## Import used packages

In [None]:
import pandas as pd
import sys
from datetime import date, datetime
import matplotlib.pyplot as plt
import seaborn as sns
import numpy as np
from scipy import spatial
from math import sin, cos, sqrt, atan2, radians
import folium
from tqdm import tqdm
sys.path.insert(0,"..")

## Import data

In [None]:
bremen_trips = pd.read_csv("../data/processed/trips_weather.csv", index_col=0)
bremen_trips = bremen_trips.sort_values(by=['start_time'], ascending=True)
bremen_trips["start_time"] = pd.to_datetime(bremen_trips["start_time"])

In [None]:
bremen_trips.head(2)

## Functions that calculates distance moved towards the university of Bremen and main station

In [None]:
# Function that calculates if start or end location is closer to University of Bremen. 
# Returns the difference of the distances of the start and end location in kilometers.
# If value positive, end locations is closer to university. That means moved towards university.
def distanceToUni(sLng,sLat,eLng,eLat):
    # approximate radius of earth in km
    R = 6373.0
    
    sLng = radians(sLng)
    sLat = radians(sLat)
    eLng = radians(eLng)
    eLat = radians(eLat)
    uLat = radians(53.1069302) # University of Bremen Latitude
    uLng = radians(8.8499603)  # University of Bremen Longitude

    sdlon = uLng - sLng
    sdlat = uLat - sLat

    edlon = uLng - eLng
    edlat = uLat - eLat

    sA = sin(sdlat / 2)**2 + cos(sLat) * cos(uLat) * sin(sdlon / 2)**2
    eA = sin(edlat / 2)**2 + cos(eLat) * cos(uLat) * sin(edlon / 2)**2
    
    sC = 2 * atan2(sqrt(sA), sqrt(1 - sA))
    eC = 2 * atan2(sqrt(eA), sqrt(1 - eA))

    sDist = R * sC
    eDist = R * eC

    distance = sDist - eDist
    
    return distance

def distanceToMainStation(sLng,sLat,eLng,eLat):
    # approximate radius of earth in km
    R = 6373.0
    
    sLng = radians(sLng)
    sLat = radians(sLat)
    eLng = radians(eLng)
    eLat = radians(eLat)
    msLat = radians(53.083122) # # Main station Latitude
    msLng = radians(8.813717) # # Main station Latitude

    sdlon = msLng - sLng
    sdlat = msLat - sLat

    edlon = msLng - eLng
    edlat = msLat - eLat

    sA = sin(sdlat / 2)**2 + cos(sLat) * cos(msLat) * sin(sdlon / 2)**2
    eA = sin(edlat / 2)**2 + cos(eLat) * cos(msLat) * sin(edlon / 2)**2
    
    sC = 2 * atan2(sqrt(sA), sqrt(1 - sA))
    eC = 2 * atan2(sqrt(eA), sqrt(1 - eA))

    sDist = R * sC
    eDist = R * eC

    distance = sDist - eDist
    
    return distance

## Example of trip moving away from the university

- Red marker = University of Bremen
- Blue marker = Start location
- Green marker = End location

In [None]:
m = folium.Map(location=[53.1069302,8.8499603], zoom_start=13)

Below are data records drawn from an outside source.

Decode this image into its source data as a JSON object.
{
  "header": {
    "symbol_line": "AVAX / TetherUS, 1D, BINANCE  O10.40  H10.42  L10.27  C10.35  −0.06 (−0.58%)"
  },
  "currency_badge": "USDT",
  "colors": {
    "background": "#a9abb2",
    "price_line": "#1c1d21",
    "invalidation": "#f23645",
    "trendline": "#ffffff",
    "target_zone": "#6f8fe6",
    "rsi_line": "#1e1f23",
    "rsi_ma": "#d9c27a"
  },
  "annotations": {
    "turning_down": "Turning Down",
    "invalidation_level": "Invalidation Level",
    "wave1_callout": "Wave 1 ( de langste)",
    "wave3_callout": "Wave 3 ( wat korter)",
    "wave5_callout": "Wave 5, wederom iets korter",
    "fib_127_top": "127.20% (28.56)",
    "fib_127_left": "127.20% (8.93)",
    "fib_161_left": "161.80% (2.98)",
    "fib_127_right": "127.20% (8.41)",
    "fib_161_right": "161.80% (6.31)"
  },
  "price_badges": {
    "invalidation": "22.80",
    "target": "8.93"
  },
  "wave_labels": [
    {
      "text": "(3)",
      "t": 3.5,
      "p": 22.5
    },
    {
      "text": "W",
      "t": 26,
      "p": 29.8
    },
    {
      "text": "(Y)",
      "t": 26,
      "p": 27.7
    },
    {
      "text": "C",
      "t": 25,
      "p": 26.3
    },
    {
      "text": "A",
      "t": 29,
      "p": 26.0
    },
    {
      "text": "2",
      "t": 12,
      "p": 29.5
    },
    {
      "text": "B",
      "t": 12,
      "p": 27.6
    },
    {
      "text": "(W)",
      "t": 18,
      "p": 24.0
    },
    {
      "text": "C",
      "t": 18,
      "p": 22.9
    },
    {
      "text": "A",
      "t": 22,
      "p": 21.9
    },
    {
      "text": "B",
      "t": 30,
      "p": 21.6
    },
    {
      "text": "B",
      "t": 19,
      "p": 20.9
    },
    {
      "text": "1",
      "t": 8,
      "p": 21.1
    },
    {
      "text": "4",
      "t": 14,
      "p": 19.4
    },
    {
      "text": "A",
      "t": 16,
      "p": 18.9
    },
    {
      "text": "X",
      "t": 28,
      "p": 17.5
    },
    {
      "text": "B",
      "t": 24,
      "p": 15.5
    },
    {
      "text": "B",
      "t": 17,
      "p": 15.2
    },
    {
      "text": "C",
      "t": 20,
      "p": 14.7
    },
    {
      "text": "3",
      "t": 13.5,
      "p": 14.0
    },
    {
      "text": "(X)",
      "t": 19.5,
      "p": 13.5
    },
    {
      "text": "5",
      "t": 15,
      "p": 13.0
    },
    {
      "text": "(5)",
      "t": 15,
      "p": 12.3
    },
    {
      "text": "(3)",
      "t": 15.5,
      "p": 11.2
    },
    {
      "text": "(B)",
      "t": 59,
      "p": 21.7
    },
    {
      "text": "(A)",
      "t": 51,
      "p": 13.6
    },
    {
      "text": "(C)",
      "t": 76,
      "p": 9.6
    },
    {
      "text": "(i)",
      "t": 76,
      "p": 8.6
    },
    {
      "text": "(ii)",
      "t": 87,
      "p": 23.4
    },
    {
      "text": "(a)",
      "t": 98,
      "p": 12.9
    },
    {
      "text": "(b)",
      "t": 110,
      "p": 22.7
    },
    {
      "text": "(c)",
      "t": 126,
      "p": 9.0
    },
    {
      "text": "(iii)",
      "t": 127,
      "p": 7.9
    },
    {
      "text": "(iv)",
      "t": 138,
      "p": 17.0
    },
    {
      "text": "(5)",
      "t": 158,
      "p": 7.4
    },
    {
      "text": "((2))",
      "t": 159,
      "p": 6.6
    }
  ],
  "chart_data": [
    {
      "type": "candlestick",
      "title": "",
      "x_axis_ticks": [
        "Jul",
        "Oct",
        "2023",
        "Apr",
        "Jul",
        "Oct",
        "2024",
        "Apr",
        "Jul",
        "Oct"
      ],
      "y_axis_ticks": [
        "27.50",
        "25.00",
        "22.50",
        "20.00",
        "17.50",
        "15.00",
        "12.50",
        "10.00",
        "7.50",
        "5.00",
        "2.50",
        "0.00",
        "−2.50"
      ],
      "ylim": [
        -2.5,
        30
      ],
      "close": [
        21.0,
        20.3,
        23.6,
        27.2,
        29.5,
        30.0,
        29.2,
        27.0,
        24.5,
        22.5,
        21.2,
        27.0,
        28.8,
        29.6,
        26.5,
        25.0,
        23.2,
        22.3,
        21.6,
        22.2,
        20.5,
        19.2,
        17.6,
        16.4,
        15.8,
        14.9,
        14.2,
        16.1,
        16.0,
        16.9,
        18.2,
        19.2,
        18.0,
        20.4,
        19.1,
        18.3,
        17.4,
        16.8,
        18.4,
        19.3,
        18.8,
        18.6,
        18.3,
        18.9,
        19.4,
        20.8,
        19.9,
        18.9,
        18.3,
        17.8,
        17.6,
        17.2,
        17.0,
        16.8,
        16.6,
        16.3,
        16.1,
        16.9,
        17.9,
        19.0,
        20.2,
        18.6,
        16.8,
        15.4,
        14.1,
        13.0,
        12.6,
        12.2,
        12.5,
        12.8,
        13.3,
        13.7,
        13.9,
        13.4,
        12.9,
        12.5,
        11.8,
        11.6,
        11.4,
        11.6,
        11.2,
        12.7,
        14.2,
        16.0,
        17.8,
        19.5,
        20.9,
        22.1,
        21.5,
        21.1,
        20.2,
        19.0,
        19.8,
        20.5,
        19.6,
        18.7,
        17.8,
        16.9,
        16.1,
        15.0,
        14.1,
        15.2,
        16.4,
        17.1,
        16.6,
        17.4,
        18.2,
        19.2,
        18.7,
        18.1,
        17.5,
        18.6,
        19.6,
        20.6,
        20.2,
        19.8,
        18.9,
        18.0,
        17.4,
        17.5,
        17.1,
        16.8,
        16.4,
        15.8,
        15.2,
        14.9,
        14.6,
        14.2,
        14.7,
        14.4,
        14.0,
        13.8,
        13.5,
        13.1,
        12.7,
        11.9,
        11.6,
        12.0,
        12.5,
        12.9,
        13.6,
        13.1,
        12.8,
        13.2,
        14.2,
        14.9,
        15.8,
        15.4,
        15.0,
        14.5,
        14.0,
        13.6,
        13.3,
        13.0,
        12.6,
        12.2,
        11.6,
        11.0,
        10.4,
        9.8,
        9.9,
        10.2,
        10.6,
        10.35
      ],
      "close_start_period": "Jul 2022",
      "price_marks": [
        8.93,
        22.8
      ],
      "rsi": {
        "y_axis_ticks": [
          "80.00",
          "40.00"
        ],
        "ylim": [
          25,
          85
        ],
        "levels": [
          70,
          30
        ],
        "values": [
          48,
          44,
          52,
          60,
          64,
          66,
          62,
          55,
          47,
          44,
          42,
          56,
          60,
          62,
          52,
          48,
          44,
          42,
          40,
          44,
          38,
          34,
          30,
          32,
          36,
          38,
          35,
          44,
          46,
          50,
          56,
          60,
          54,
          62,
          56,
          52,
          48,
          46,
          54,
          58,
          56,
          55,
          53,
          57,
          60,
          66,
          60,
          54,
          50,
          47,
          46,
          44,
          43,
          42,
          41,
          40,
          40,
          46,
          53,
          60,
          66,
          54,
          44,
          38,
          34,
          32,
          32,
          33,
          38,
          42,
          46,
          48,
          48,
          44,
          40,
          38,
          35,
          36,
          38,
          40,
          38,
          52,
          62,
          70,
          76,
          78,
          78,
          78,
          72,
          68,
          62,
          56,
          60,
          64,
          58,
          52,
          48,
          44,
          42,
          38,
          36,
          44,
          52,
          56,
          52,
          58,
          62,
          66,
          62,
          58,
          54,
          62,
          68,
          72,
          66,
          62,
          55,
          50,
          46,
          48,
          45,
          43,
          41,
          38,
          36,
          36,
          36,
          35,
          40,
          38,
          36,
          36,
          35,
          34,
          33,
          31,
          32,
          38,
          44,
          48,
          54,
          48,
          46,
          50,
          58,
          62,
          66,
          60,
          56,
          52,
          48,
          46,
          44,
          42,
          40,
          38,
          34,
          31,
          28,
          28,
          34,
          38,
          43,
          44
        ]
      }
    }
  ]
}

folium.Marker([53.1069302,8.8499603], popup='<i>Uni</i>',icon=folium.Icon(color='red')).add_to(m)
folium.Marker([53.083122,8.813717], popup='<i>Main Station</i>',icon=folium.Icon(color='red')).add_to(m)

row = 35
folium.Marker([bremen_trips.iloc[row,5],bremen_trips.iloc[row,4]], popup='<i>Start</i>').add_to(m)
folium.Marker([bremen_trips.iloc[row,7],bremen_trips.iloc[row,6]], popup='<i>End</i>',icon=folium.Icon(color='green')).add_to(m)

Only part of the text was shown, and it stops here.